MON AMOUR COMME UN OCÉAN

Ce que tu as à dire est important, mon enfant. Je regrette toutes les fois où mon attention était portée ailleurs...et pourtant, je sais au fond de moi, qu'il ne m'était pas possible de faire autrement.

Je sais que tu auras à reconnaître, sur le chemin de ta vie, la valeur réelle, et incommensurable, de tes idées, de tes rêves, de l'expression géniale de ton être divin.

Comment mesurer dés lors, la valeur d'une minuscule particule de ce qui te constitue à l'aulne d'un regard humain??

Et pourtant,...elles sont nombreuses - et éternelles - les fois où je te regarde avec admiration, où je t'élève avec fierté au-dessus des remparts qui empêchent les autres de contempler ta lumière! Il me semble pourtant, que les seules qui t'atteignent soient ma lassitude, mon ignorance, ma fatigue bien humaines. Il me semble que tu te fasses happer par mon ombre, et que tu fermes les yeux lorsque je déverse sur toi la joie de ma lumière. Tellement de rencontres ratées… De bonheur en miettes. Je sens pourtant brûler au fond de mon cœur la hâte de te retrouver! Si tu savais !
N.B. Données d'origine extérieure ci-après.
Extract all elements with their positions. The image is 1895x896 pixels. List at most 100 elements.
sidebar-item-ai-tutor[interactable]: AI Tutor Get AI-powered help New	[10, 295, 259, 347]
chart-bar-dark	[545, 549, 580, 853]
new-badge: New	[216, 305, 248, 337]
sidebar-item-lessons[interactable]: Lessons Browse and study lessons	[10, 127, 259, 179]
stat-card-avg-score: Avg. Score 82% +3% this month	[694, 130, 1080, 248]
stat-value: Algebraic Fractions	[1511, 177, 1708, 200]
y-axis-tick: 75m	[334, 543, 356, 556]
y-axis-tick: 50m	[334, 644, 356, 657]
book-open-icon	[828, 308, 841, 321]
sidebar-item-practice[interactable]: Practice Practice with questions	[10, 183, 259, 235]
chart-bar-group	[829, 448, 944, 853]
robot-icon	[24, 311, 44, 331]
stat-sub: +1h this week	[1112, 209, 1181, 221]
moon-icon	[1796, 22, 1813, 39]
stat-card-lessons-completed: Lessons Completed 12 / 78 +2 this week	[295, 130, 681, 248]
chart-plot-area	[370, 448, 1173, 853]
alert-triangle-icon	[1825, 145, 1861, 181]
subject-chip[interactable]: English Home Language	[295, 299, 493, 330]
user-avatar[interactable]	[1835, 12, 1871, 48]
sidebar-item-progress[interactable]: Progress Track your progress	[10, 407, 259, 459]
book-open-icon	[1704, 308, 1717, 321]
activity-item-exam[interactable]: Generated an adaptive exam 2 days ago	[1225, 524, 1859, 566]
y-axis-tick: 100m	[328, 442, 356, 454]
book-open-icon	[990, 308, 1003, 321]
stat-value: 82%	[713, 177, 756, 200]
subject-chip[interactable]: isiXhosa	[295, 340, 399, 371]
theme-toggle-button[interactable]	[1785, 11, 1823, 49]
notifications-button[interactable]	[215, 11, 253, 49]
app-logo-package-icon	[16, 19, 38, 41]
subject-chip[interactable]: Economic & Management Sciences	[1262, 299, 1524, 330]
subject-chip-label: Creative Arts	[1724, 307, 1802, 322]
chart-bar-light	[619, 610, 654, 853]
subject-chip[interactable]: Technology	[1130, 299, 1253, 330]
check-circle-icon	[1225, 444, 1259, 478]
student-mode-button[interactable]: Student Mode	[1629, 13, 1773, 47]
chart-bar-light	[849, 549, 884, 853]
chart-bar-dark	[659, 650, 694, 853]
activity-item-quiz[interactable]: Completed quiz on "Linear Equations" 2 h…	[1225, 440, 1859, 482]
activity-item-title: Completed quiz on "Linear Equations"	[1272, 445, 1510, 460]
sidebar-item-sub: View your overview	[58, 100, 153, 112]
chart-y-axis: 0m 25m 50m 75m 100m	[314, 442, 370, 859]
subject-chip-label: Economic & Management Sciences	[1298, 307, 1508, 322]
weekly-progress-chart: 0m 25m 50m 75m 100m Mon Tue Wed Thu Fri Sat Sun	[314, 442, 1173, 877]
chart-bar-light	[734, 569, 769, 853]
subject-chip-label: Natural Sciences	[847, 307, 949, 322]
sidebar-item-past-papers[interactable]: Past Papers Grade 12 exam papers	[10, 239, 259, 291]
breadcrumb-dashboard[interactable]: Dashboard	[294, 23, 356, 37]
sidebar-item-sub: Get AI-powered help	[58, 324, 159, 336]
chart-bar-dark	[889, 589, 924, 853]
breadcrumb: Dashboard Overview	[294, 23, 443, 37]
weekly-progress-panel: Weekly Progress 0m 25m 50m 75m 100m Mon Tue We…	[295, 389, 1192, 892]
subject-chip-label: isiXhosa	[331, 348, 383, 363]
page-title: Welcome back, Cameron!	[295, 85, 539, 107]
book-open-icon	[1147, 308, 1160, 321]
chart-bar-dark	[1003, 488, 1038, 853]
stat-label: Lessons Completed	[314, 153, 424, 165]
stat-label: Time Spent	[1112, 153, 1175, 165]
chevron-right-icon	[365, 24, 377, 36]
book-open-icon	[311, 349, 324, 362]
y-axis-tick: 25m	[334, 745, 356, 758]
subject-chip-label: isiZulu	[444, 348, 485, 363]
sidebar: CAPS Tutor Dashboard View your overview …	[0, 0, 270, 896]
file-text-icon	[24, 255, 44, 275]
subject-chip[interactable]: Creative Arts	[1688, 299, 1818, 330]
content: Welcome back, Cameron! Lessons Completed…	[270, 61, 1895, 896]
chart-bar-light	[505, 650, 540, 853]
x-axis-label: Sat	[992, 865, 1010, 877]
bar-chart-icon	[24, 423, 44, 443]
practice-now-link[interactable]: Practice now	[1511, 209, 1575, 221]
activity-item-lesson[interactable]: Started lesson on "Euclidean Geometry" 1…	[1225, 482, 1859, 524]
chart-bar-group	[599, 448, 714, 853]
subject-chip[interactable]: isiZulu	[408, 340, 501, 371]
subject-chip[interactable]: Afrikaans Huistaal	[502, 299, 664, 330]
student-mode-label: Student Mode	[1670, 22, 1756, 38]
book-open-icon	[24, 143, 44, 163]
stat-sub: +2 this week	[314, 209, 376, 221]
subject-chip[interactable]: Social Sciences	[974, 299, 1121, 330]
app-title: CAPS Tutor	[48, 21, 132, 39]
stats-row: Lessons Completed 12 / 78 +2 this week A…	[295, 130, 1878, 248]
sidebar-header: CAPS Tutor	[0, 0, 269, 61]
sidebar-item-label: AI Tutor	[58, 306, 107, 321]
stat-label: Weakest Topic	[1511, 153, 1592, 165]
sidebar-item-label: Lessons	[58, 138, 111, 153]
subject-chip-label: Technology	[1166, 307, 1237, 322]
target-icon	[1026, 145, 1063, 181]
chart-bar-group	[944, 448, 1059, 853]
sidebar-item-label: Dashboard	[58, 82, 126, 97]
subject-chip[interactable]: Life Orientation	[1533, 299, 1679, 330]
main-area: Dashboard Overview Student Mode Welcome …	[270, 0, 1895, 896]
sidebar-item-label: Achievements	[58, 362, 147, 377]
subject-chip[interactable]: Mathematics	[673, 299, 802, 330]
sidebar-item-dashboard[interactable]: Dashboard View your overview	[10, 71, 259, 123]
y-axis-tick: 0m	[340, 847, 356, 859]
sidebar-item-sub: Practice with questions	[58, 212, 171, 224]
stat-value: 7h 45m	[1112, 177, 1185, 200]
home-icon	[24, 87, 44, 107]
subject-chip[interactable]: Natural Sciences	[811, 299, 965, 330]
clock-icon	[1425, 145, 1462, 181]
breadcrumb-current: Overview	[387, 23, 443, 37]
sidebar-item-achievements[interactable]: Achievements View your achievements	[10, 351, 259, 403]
Tu réclames de l'Amour. Un Amour sauvage et absolu. Un Amour exclusif et primordial. Combien de fois ne t'ai-je ouvert les bras? Combien de fois ne m'as-tu pas rejetée? Mon Amour a des contours oui… Ceux de mon cœur blessé. Mais il a aussi les contours de mes bras généreux, et ceux de mes lèvres qui se consument en prières pour toi !

Je voudrais tellement réparer ton cœur brisé. Brisé par toutes ces choses qui ne sont pas arrivées et que, de tout ton être tu attendais. Brisé par ces choses arrivées; ces choses de la Vie… Ces choses bien humaines : les désirs, et la volonté des autres. Leurs limites. Leurs incapacités. Leur aveuglement parfois. Mes limites. Mes incapacités. Mon aveuglement parfois.
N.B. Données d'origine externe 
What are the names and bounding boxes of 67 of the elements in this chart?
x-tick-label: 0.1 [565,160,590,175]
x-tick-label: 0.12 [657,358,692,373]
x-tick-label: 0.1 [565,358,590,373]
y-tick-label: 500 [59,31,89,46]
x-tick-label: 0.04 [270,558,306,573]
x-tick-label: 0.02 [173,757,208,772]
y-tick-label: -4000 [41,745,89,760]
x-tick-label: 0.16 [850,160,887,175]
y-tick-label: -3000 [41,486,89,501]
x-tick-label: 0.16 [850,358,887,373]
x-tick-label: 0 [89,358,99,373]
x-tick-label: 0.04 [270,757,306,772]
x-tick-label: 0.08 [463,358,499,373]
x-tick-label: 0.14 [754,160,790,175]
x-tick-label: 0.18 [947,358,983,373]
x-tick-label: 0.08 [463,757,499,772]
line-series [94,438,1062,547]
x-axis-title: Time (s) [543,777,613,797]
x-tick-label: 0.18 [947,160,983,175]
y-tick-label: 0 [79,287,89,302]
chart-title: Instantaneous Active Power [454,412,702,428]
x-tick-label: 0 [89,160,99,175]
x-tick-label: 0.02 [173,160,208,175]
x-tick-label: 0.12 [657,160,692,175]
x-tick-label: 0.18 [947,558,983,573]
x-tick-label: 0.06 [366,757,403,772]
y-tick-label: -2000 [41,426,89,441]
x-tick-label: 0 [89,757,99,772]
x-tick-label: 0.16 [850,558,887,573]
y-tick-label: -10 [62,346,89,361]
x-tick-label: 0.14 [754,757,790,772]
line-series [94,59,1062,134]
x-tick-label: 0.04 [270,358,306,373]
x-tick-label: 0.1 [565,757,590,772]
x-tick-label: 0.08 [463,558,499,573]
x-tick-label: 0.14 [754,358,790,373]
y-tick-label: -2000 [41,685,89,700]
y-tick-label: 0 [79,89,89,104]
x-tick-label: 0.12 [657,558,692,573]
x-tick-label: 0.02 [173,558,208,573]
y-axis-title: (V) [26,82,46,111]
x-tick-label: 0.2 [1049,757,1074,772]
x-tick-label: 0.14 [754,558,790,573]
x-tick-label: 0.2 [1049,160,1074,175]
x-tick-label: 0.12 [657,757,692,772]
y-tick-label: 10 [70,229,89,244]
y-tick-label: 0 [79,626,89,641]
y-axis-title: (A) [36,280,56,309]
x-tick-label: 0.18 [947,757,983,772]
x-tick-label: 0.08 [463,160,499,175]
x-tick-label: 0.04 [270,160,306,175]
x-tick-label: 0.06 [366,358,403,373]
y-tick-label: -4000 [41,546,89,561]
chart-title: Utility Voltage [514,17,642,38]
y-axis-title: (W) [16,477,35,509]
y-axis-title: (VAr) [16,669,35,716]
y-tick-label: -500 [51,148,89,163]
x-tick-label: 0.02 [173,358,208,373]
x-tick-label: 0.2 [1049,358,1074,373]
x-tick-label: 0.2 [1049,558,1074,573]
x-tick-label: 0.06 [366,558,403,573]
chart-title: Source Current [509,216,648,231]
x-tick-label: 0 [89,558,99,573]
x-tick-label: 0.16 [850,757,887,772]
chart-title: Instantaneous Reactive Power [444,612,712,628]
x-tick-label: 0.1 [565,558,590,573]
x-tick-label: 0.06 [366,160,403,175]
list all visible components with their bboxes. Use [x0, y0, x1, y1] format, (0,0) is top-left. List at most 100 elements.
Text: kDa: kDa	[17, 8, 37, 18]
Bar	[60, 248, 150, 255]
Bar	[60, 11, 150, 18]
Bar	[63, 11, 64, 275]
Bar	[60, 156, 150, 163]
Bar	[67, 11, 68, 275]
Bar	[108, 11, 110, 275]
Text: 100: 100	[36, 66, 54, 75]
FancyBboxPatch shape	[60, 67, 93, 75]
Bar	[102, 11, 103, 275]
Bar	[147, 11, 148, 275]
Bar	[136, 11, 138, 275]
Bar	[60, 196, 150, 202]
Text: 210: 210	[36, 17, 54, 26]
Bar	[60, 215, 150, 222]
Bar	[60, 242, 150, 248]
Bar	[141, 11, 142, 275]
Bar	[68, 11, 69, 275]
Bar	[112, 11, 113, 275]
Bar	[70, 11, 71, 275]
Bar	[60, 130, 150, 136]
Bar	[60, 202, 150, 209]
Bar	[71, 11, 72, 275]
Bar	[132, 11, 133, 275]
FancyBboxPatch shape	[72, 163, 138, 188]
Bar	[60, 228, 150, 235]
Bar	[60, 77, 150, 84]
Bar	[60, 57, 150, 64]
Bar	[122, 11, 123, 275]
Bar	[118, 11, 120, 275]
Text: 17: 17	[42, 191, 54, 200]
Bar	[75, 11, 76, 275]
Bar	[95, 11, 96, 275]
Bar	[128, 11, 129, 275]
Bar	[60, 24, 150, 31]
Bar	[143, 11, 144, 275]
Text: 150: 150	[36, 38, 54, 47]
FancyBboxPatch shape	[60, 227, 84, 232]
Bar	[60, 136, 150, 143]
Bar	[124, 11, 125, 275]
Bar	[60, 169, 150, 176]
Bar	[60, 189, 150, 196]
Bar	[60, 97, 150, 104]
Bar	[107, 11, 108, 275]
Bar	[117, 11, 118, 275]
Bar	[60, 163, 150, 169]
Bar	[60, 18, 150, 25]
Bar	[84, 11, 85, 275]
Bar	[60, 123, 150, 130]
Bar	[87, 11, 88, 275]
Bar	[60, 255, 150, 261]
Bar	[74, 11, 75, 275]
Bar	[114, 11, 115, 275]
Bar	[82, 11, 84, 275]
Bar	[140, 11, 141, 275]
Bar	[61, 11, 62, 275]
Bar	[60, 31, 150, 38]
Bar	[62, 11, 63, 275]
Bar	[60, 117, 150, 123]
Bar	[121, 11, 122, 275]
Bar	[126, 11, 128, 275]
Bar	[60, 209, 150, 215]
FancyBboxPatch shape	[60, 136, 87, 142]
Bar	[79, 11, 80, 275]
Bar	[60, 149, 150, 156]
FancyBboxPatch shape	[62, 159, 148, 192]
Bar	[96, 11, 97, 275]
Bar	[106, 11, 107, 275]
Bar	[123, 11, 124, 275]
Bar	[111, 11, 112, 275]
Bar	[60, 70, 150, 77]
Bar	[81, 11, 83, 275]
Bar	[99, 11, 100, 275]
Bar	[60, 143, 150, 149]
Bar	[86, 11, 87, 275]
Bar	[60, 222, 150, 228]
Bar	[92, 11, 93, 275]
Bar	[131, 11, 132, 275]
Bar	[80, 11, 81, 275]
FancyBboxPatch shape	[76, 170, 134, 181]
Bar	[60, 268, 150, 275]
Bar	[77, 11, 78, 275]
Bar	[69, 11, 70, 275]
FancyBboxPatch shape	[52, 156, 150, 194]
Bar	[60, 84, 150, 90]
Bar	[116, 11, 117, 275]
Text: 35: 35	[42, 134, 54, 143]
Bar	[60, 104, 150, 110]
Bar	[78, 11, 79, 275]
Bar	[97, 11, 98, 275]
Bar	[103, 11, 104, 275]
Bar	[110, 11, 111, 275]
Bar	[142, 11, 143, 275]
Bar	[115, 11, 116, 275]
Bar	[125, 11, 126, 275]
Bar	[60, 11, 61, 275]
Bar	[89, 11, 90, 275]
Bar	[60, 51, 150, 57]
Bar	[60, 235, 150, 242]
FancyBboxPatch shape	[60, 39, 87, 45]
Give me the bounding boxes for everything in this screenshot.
Je vois toutes ces choses et je vois comment elles ont brisé ton cœur. Et pourtant, pour la plupart, je les sais justes. Je les sais faisant partie de la Vie. Et toi aussi, tu fais partie de la Vie! Et c'est comme se tenir en plein milieu de l'océan, debout face aux vagues! Certaines nous renversent, nous jettent dans les profondeurs, les yeux fermés et le cœur battant la chamade, nous parvenons tant bien que mal à sortir la tête de l'eau; puis, d'autres vagues, comme par miracle, nous font nous sentir forts, les orteils bien enfoncés dans le sable trouillard qui essaye pourtant de filer à toute vitesse...

Tu es si petite, et ton cœur est si brisé. Et moi, si grande, je me sens si impuissante. J'ai cru pouvoir dresser des barrages contre les vagues et je n'ai fait que murer un peu plus ton cœur…
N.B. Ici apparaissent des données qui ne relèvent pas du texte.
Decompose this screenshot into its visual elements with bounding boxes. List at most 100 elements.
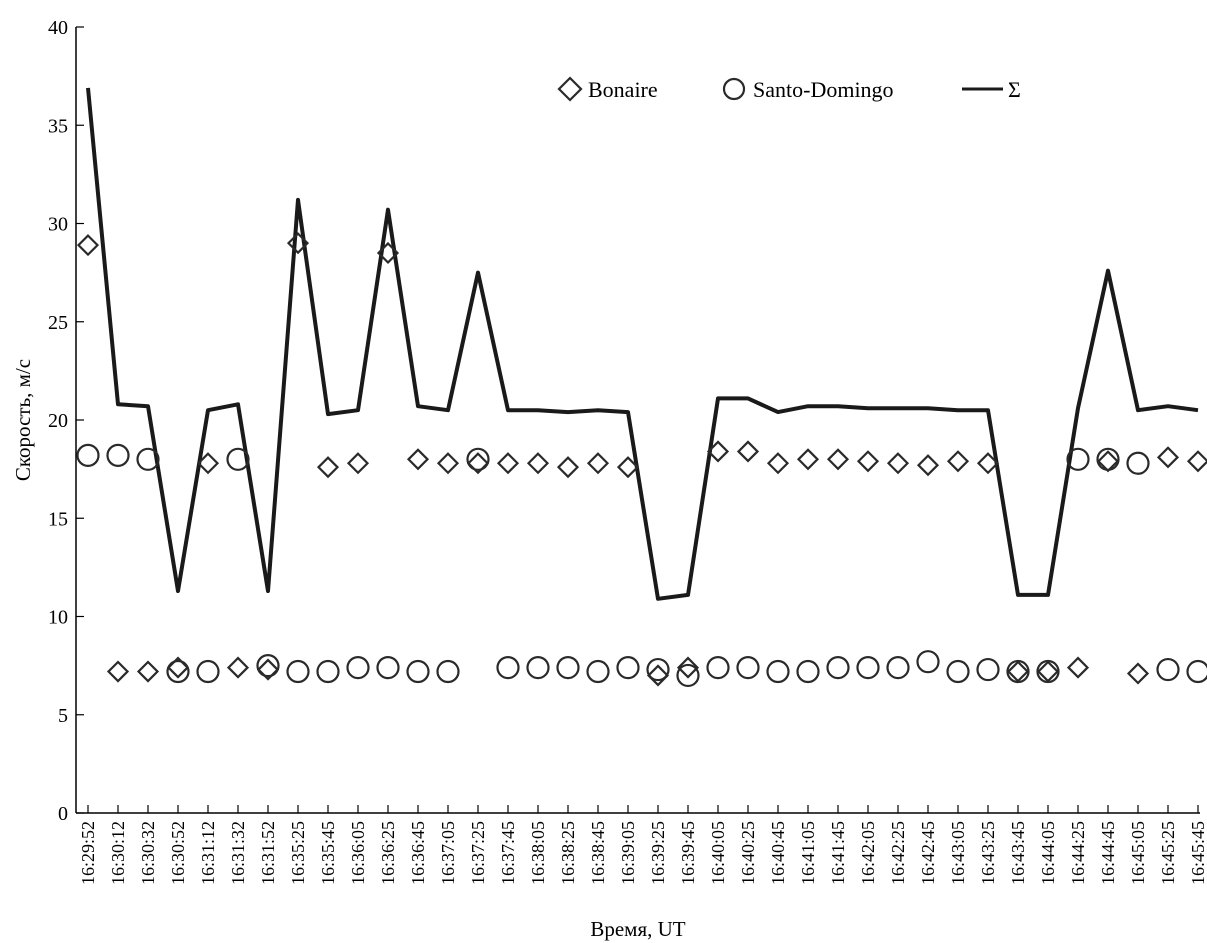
data-point-bonaire — [226, 656, 250, 679]
x-axis-title: Время, UT — [590, 917, 685, 941]
data-point-bonaire — [436, 452, 460, 475]
x-tick-label: 16:45:45 — [1188, 821, 1207, 885]
data-point-bonaire — [856, 450, 880, 473]
x-tick-label: 16:37:25 — [468, 821, 488, 885]
x-tick-label: 16:30:12 — [108, 821, 128, 885]
x-tick-label: 16:45:25 — [1158, 821, 1178, 885]
series-sum — [86, 87, 1199, 601]
data-point-santo-domingo — [616, 655, 640, 680]
data-point-bonaire — [556, 456, 580, 479]
data-point-santo-domingo — [346, 655, 370, 680]
x-tick-label: 16:38:25 — [558, 821, 578, 885]
legend-marker-santo-domingo — [722, 77, 746, 101]
x-tick-label: 16:44:05 — [1038, 821, 1058, 885]
data-point-santo-domingo — [586, 659, 610, 684]
y-axis-title: Скорость, м/с — [11, 359, 35, 481]
x-tick-label: 16:43:25 — [978, 821, 998, 885]
x-tick-label: 16:39:45 — [678, 821, 698, 885]
y-tick-label: 15 — [48, 508, 68, 530]
y-tick-label: 10 — [48, 607, 68, 629]
data-point-bonaire — [526, 452, 550, 475]
legend-marker-bonaire — [557, 76, 583, 102]
y-tick-label: 25 — [48, 312, 68, 334]
x-tick-label: 16:37:45 — [498, 821, 518, 885]
x-tick-label: 16:36:25 — [378, 821, 398, 885]
data-point-bonaire — [496, 452, 520, 475]
x-tick-label: 16:35:45 — [318, 821, 338, 885]
data-point-bonaire — [316, 456, 340, 479]
data-point-santo-domingo — [946, 659, 970, 684]
data-point-bonaire — [1066, 656, 1090, 679]
x-tick-label: 16:36:05 — [348, 821, 368, 885]
x-tick-label: 16:42:45 — [918, 821, 938, 885]
data-point-bonaire — [196, 452, 220, 475]
data-point-santo-domingo — [376, 655, 400, 680]
legend: Bonaire Santo-Domingo Σ — [557, 76, 1021, 102]
data-point-bonaire — [736, 440, 760, 463]
data-point-santo-domingo — [1126, 451, 1150, 475]
data-point-bonaire — [796, 448, 820, 471]
x-tick-label: 16:41:05 — [798, 821, 818, 885]
data-point-santo-domingo — [436, 659, 460, 684]
data-point-bonaire — [406, 448, 430, 471]
data-point-santo-domingo — [496, 655, 520, 680]
data-point-bonaire — [76, 234, 100, 257]
x-tick-label: 16:37:05 — [438, 821, 458, 885]
x-tick-label: 16:35:25 — [288, 821, 308, 885]
legend-label-sum: Σ — [1008, 77, 1021, 102]
x-tick-label: 16:43:45 — [1008, 821, 1028, 885]
y-axis-ticks: 0 5 10 15 20 25 30 35 40 — [48, 17, 84, 825]
data-point-santo-domingo — [796, 659, 820, 684]
data-point-bonaire — [376, 241, 400, 265]
y-tick-label: 20 — [48, 410, 68, 432]
data-point-santo-domingo — [556, 655, 580, 680]
data-point-bonaire — [1156, 446, 1180, 469]
data-point-santo-domingo — [916, 650, 940, 674]
x-tick-label: 16:45:05 — [1128, 821, 1148, 885]
y-tick-label: 30 — [48, 214, 68, 236]
x-tick-label: 16:36:45 — [408, 821, 428, 885]
x-tick-label: 16:42:05 — [858, 821, 878, 885]
data-point-santo-domingo — [136, 447, 160, 471]
x-tick-label: 16:30:52 — [168, 821, 188, 885]
data-point-santo-domingo — [646, 657, 670, 682]
data-point-santo-domingo — [886, 655, 910, 680]
data-point-bonaire — [766, 452, 790, 475]
x-tick-label: 16:43:05 — [948, 821, 968, 885]
data-point-santo-domingo — [1156, 657, 1180, 682]
data-point-santo-domingo — [256, 654, 280, 678]
data-point-santo-domingo — [1096, 447, 1120, 471]
data-point-santo-domingo — [196, 659, 220, 684]
data-point-bonaire — [976, 452, 1000, 475]
data-point-bonaire — [826, 448, 850, 471]
data-point-bonaire — [616, 456, 640, 479]
x-tick-label: 16:40:05 — [708, 821, 728, 885]
x-tick-label: 16:30:32 — [138, 821, 158, 885]
series-line-sum — [86, 87, 1199, 601]
x-tick-label: 16:40:25 — [738, 821, 758, 885]
x-tick-label: 16:31:32 — [228, 821, 248, 885]
legend-label-santo-domingo: Santo-Domingo — [753, 77, 894, 102]
data-point-bonaire — [916, 454, 940, 477]
data-point-santo-domingo — [1006, 659, 1030, 684]
data-point-santo-domingo — [736, 655, 760, 680]
data-point-santo-domingo — [226, 447, 250, 471]
data-point-santo-domingo — [826, 655, 850, 680]
data-point-santo-domingo — [286, 659, 310, 684]
axes — [75, 27, 1200, 814]
data-point-bonaire — [466, 452, 490, 475]
data-point-santo-domingo — [976, 657, 1000, 682]
data-point-santo-domingo — [526, 655, 550, 680]
data-point-bonaire — [586, 452, 610, 475]
data-point-santo-domingo — [856, 655, 880, 680]
data-point-santo-domingo — [1186, 659, 1207, 684]
data-point-bonaire — [286, 232, 310, 255]
x-tick-label: 16:44:45 — [1098, 821, 1118, 885]
x-tick-label: 16:44:25 — [1068, 821, 1088, 885]
y-tick-label: 40 — [48, 17, 68, 39]
series-santo-domingo — [76, 443, 1207, 688]
x-tick-label: 16:39:25 — [648, 821, 668, 885]
data-point-bonaire — [676, 656, 700, 679]
y-tick-label: 35 — [48, 115, 68, 137]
Les murs étaient bâtis avec de l'Amour. Mais c'étaient des murs. J'ai appris que l'on aime pas à l'intérieur des murs. On aime au milieu de la tempête. Mes orteils, à côté des tiens, bien plantés dans le sable. A ressentir les vagues. Parfois, tu tomberas. D'autres fois, ce sera moi. Puis, il y aura des fois où nous tomberons toutes les deux. Les yeux fermés en dessous de l'eau, je te tiendrai encore la main, et nous ressortirons notre tête de l'eau. Et nous nous regarderons. Quoi que tu lises dans mon regard à ce moment-là; quelque soit la peine que je lise dans le tien : je resterai. Avec toi, là, face aux vagues.